Very hot and private on the concrete. The people on the lawn couldn’t see us, and there weren’t too many driving by. Who cares what they thought anyway? Just one more weirded out couple embracing in the gutter. The limo’s shiny oyster flank collects the sun, flat black tire rubber gives off heat. I peep at grit and glitter, pebbles and glass bits on the pavement. Somebody’s marked-up Keno card.
“So, girl,” he whispered, “I didn’t come up here to be your ninety-nine-cent souvenir. I know too much about that trade.”
“How about my ninety-nine-cent ham’n’eggs?” I asked his collar.
“Now, I might just go for that. But isn’t there some other kind of place here, a town hall or the like, where men and women marry in a bit of dignity?”
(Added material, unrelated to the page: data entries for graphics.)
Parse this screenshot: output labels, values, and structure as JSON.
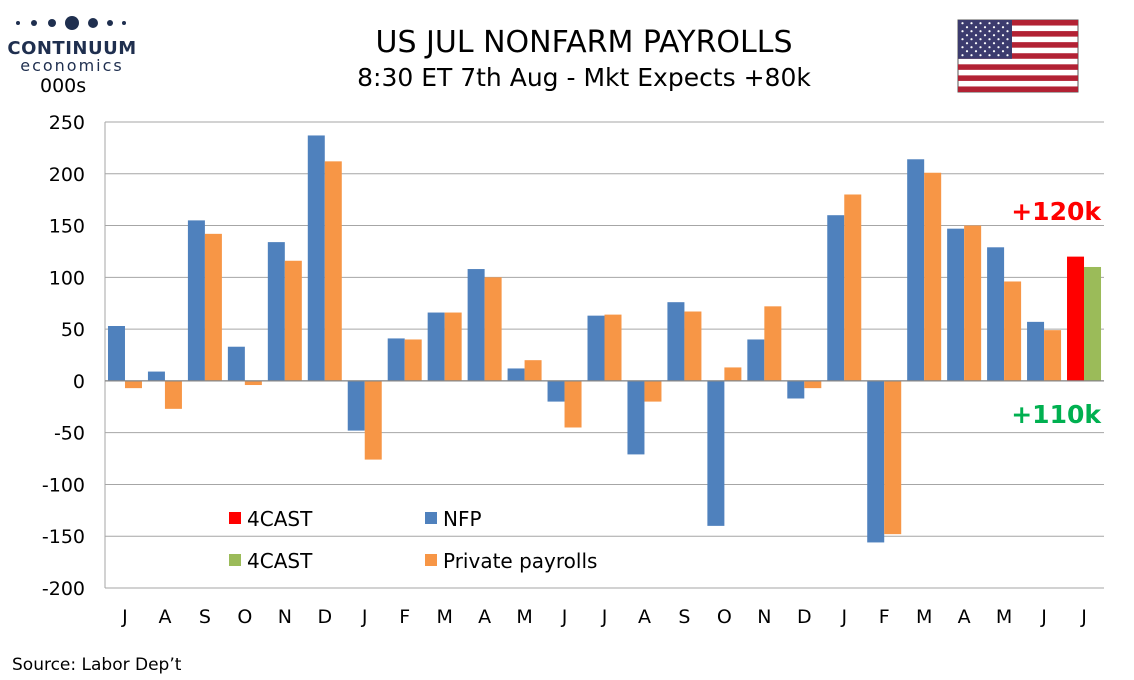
{
  "logo": {
    "name": "CONTINUUM",
    "sub": "economics"
  },
  "colors": {
    "nfp": "#4f81bd",
    "private": "#f79646",
    "forecast_nfp": "#ff0000",
    "forecast_private": "#9bbb59",
    "annot_red": "#ff0000",
    "annot_green": "#00b050"
  },
  "icons": {
    "flag": "us-flag-icon"
  },
  "source": "Source: Labor Dep’t",
  "chart_data": {
    "type": "bar",
    "title": "US JUL NONFARM PAYROLLS",
    "subtitle": "8:30 ET 7th Aug - Mkt Expects +80k",
    "ylabel": "000s",
    "xlabel": "",
    "ylim": [
      -200,
      250
    ],
    "yticks": [
      250,
      200,
      150,
      100,
      50,
      0,
      -50,
      -100,
      -150,
      -200
    ],
    "grid": true,
    "categories": [
      "J",
      "A",
      "S",
      "O",
      "N",
      "D",
      "J",
      "F",
      "M",
      "A",
      "M",
      "J",
      "J",
      "A",
      "S",
      "O",
      "N",
      "D",
      "J",
      "F",
      "M",
      "A",
      "M",
      "J",
      "J"
    ],
    "series": [
      {
        "name": "NFP",
        "values": [
          53,
          9,
          155,
          33,
          134,
          237,
          -48,
          41,
          66,
          108,
          12,
          -20,
          63,
          -71,
          76,
          -140,
          40,
          -17,
          160,
          -156,
          214,
          147,
          129,
          57,
          null
        ]
      },
      {
        "name": "Private payrolls",
        "values": [
          -7,
          -27,
          142,
          -4,
          116,
          212,
          -76,
          40,
          66,
          100,
          20,
          -45,
          64,
          -20,
          67,
          13,
          72,
          -7,
          180,
          -148,
          201,
          150,
          96,
          49,
          null
        ]
      },
      {
        "name": "4CAST",
        "values": [
          null,
          null,
          null,
          null,
          null,
          null,
          null,
          null,
          null,
          null,
          null,
          null,
          null,
          null,
          null,
          null,
          null,
          null,
          null,
          null,
          null,
          null,
          null,
          null,
          120
        ]
      },
      {
        "name": "4CAST",
        "values": [
          null,
          null,
          null,
          null,
          null,
          null,
          null,
          null,
          null,
          null,
          null,
          null,
          null,
          null,
          null,
          null,
          null,
          null,
          null,
          null,
          null,
          null,
          null,
          null,
          110
        ]
      }
    ],
    "legend": [
      {
        "label": "4CAST",
        "color": "#ff0000"
      },
      {
        "label": "NFP",
        "color": "#4f81bd"
      },
      {
        "label": "4CAST",
        "color": "#9bbb59"
      },
      {
        "label": "Private payrolls",
        "color": "#f79646"
      }
    ],
    "legend_position": "bottom-left",
    "annotations": [
      {
        "text": "+120k",
        "color": "#ff0000"
      },
      {
        "text": "+110k",
        "color": "#00b050"
      }
    ]
  }
}
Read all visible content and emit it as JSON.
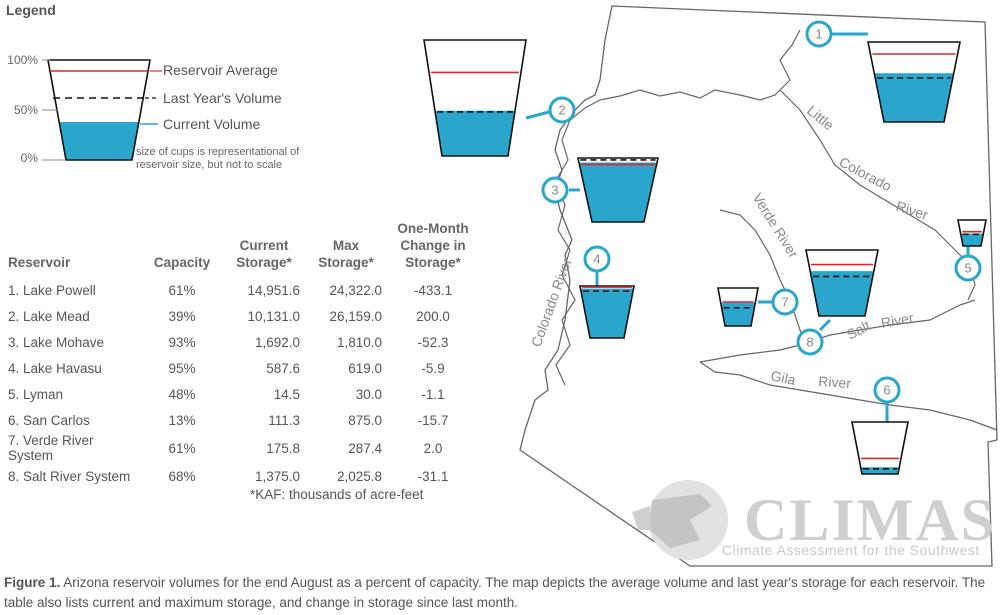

Every last desire, fantasy, hormone that I owned nuzzled up close to him and lay content. T.P. Rhymer, clinging smartly to the tag end of his dignity.
I liked him, too.
Well, I did know where there was a town hall, but it wasn’t Reno. Forty clean miles of desert south. And we’d have to pass that way to get back to the mountains. Describing Carson City to his collar I found far easier than looking him in the eye. Such a funky little place, state capital or no, that, as my grandmother would have said, “If there was a boxcar on the siding, you missed it.”
Her father had run a mining company railroad, which left a certain railroad color to her vocabulary, like the gem she insisted was the company motto of the Southern Pacific: “Uphill slow, downhill fast; tonnage first, safety last.”
That set him off again, laughing till he couldn’t breathe: “Oh God,” he gasped, “Oh God. The same as us. So—” (he got a first good breath) “—is it going to work out like the rings?”
“What?”
“This morning, you were having me believe God leaves treats around for you to find—”
My faith lay damp and macerated as a tired pound of hamburger leaking through its paper. Nevertheless, if Grace (or similar entity) had led me safe this far, it did seem inconceivably senseless that Grace might not intend to lead us home. “Okay,” I said. “Okay, it’s like the rings.”
“You promise?”
“I promise.” But I wasn’t sure of anything.
We got up, leaning on each other.
As I cranked the van, his left hand slid across the hot vinyl till the back of it lay comforted under my thigh. I looked at him to find out how to take it; he wouldn’t raise his eyes. There were still tears in the lashes. But the hand stayed where it was for the rest of the ride.